Grâce à ces informations supplémentaires, les chercheurs ont proposé de nouveaux modèles de reconnaissance de mots qui peuvent être programmés dans les ordinateurs. En conséquence, les ordinateurs peuvent désormais imiter la façon dont un humain percevrait et réagirait au langage et aux mots nouveaux. Cette technologie a progressé au point que des modèles d'apprentissage de la lecture et de l'écriture peuvent être démontrés numériquement. Par exemple, un ordinateur peut désormais imiter les progrès d'apprentissage d'un enfant et induire des règles générales de langage lorsqu'il est exposé à une liste de mots avec seulement un nombre limité d'explications.

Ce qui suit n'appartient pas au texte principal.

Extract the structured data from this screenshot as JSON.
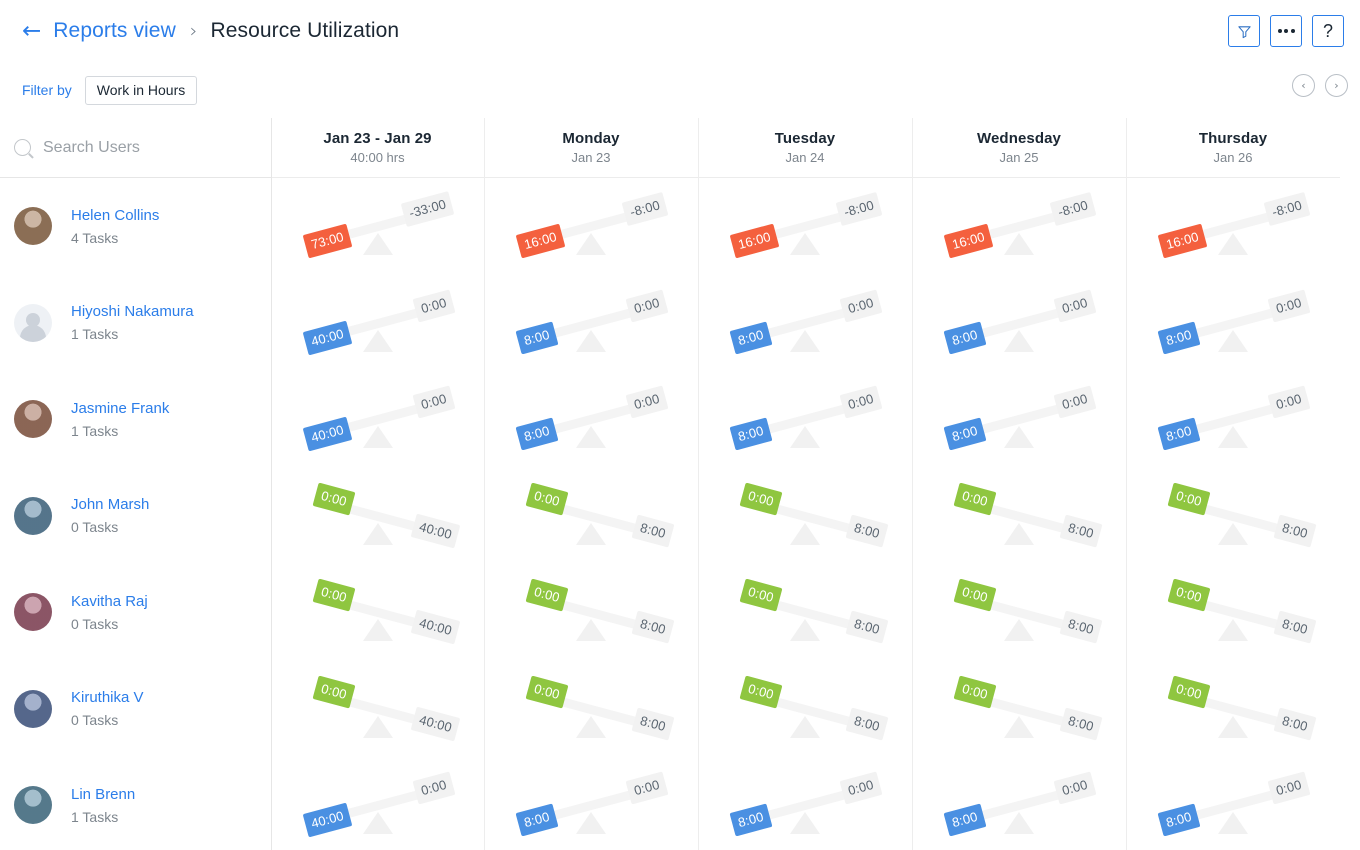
{
  "header": {
    "back_icon": "arrow-left-icon",
    "breadcrumb_parent": "Reports view",
    "breadcrumb_separator": "›",
    "breadcrumb_current": "Resource Utilization",
    "actions": {
      "filter": "filter-funnel-icon",
      "more": "more-options-icon",
      "help": "?"
    }
  },
  "filterbar": {
    "label": "Filter by",
    "chip": "Work in Hours",
    "prev_icon": "‹",
    "next_icon": "›"
  },
  "search": {
    "icon": "search-icon",
    "placeholder": "Search Users"
  },
  "columns": [
    {
      "title": "Jan 23 - Jan 29",
      "sub": "40:00 hrs",
      "kind": "week"
    },
    {
      "title": "Monday",
      "sub": "Jan 23",
      "kind": "day"
    },
    {
      "title": "Tuesday",
      "sub": "Jan 24",
      "kind": "day"
    },
    {
      "title": "Wednesday",
      "sub": "Jan 25",
      "kind": "day"
    },
    {
      "title": "Thursday",
      "sub": "Jan 26",
      "kind": "day"
    }
  ],
  "rows": [
    {
      "name": "Helen Collins",
      "tasks": "4 Tasks",
      "avatar": "photo",
      "cells": [
        {
          "tilt": "left",
          "color": "red",
          "left": "73:00",
          "right": "-33:00"
        },
        {
          "tilt": "left",
          "color": "red",
          "left": "16:00",
          "right": "-8:00"
        },
        {
          "tilt": "left",
          "color": "red",
          "left": "16:00",
          "right": "-8:00"
        },
        {
          "tilt": "left",
          "color": "red",
          "left": "16:00",
          "right": "-8:00"
        },
        {
          "tilt": "left",
          "color": "red",
          "left": "16:00",
          "right": "-8:00"
        }
      ]
    },
    {
      "name": "Hiyoshi Nakamura",
      "tasks": "1 Tasks",
      "avatar": "placeholder",
      "cells": [
        {
          "tilt": "left",
          "color": "blue",
          "left": "40:00",
          "right": "0:00"
        },
        {
          "tilt": "left",
          "color": "blue",
          "left": "8:00",
          "right": "0:00"
        },
        {
          "tilt": "left",
          "color": "blue",
          "left": "8:00",
          "right": "0:00"
        },
        {
          "tilt": "left",
          "color": "blue",
          "left": "8:00",
          "right": "0:00"
        },
        {
          "tilt": "left",
          "color": "blue",
          "left": "8:00",
          "right": "0:00"
        }
      ]
    },
    {
      "name": "Jasmine Frank",
      "tasks": "1 Tasks",
      "avatar": "photo",
      "cells": [
        {
          "tilt": "left",
          "color": "blue",
          "left": "40:00",
          "right": "0:00"
        },
        {
          "tilt": "left",
          "color": "blue",
          "left": "8:00",
          "right": "0:00"
        },
        {
          "tilt": "left",
          "color": "blue",
          "left": "8:00",
          "right": "0:00"
        },
        {
          "tilt": "left",
          "color": "blue",
          "left": "8:00",
          "right": "0:00"
        },
        {
          "tilt": "left",
          "color": "blue",
          "left": "8:00",
          "right": "0:00"
        }
      ]
    },
    {
      "name": "John Marsh",
      "tasks": "0 Tasks",
      "avatar": "photo",
      "cells": [
        {
          "tilt": "right",
          "color": "green",
          "left": "0:00",
          "right": "40:00"
        },
        {
          "tilt": "right",
          "color": "green",
          "left": "0:00",
          "right": "8:00"
        },
        {
          "tilt": "right",
          "color": "green",
          "left": "0:00",
          "right": "8:00"
        },
        {
          "tilt": "right",
          "color": "green",
          "left": "0:00",
          "right": "8:00"
        },
        {
          "tilt": "right",
          "color": "green",
          "left": "0:00",
          "right": "8:00"
        }
      ]
    },
    {
      "name": "Kavitha Raj",
      "tasks": "0 Tasks",
      "avatar": "photo",
      "cells": [
        {
          "tilt": "right",
          "color": "green",
          "left": "0:00",
          "right": "40:00"
        },
        {
          "tilt": "right",
          "color": "green",
          "left": "0:00",
          "right": "8:00"
        },
        {
          "tilt": "right",
          "color": "green",
          "left": "0:00",
          "right": "8:00"
        },
        {
          "tilt": "right",
          "color": "green",
          "left": "0:00",
          "right": "8:00"
        },
        {
          "tilt": "right",
          "color": "green",
          "left": "0:00",
          "right": "8:00"
        }
      ]
    },
    {
      "name": "Kiruthika V",
      "tasks": "0 Tasks",
      "avatar": "photo",
      "cells": [
        {
          "tilt": "right",
          "color": "green",
          "left": "0:00",
          "right": "40:00"
        },
        {
          "tilt": "right",
          "color": "green",
          "left": "0:00",
          "right": "8:00"
        },
        {
          "tilt": "right",
          "color": "green",
          "left": "0:00",
          "right": "8:00"
        },
        {
          "tilt": "right",
          "color": "green",
          "left": "0:00",
          "right": "8:00"
        },
        {
          "tilt": "right",
          "color": "green",
          "left": "0:00",
          "right": "8:00"
        }
      ]
    },
    {
      "name": "Lin Brenn",
      "tasks": "1 Tasks",
      "avatar": "photo",
      "cells": [
        {
          "tilt": "left",
          "color": "blue",
          "left": "40:00",
          "right": "0:00"
        },
        {
          "tilt": "left",
          "color": "blue",
          "left": "8:00",
          "right": "0:00"
        },
        {
          "tilt": "left",
          "color": "blue",
          "left": "8:00",
          "right": "0:00"
        },
        {
          "tilt": "left",
          "color": "blue",
          "left": "8:00",
          "right": "0:00"
        },
        {
          "tilt": "left",
          "color": "blue",
          "left": "8:00",
          "right": "0:00"
        }
      ]
    }
  ],
  "colors": {
    "over": "#f4603e",
    "full": "#4a90e2",
    "free": "#8fc640",
    "neutral": "#f2f2f2",
    "accent": "#2b7de9"
  }
}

Néanmoins, comme aucun modèle universel n'a encore été convenu, la généralisabilité des modèles de reconnaissance de mots et de ses simulations peut être limitée.

Malgré ce manque de consensus concernant les paramètres de simulation, tout progrès dans le domaine de la reconnaissance des mots est utile pour les recherches futures sur les styles d'apprentissage les plus efficaces en classe. Il existe également des corrélations entre la capacité de lecture, le développement du langage parlé et les troubles d'apprentissage. Par conséquent, les progrès dans l'un de ces domaines peuvent aider à la compréhension dans des matières interdépendantes. En fin de compte, le développement de la reconnaissance des mots peut faciliter la percée entre « apprendre à lire » et « lire pour apprendre ».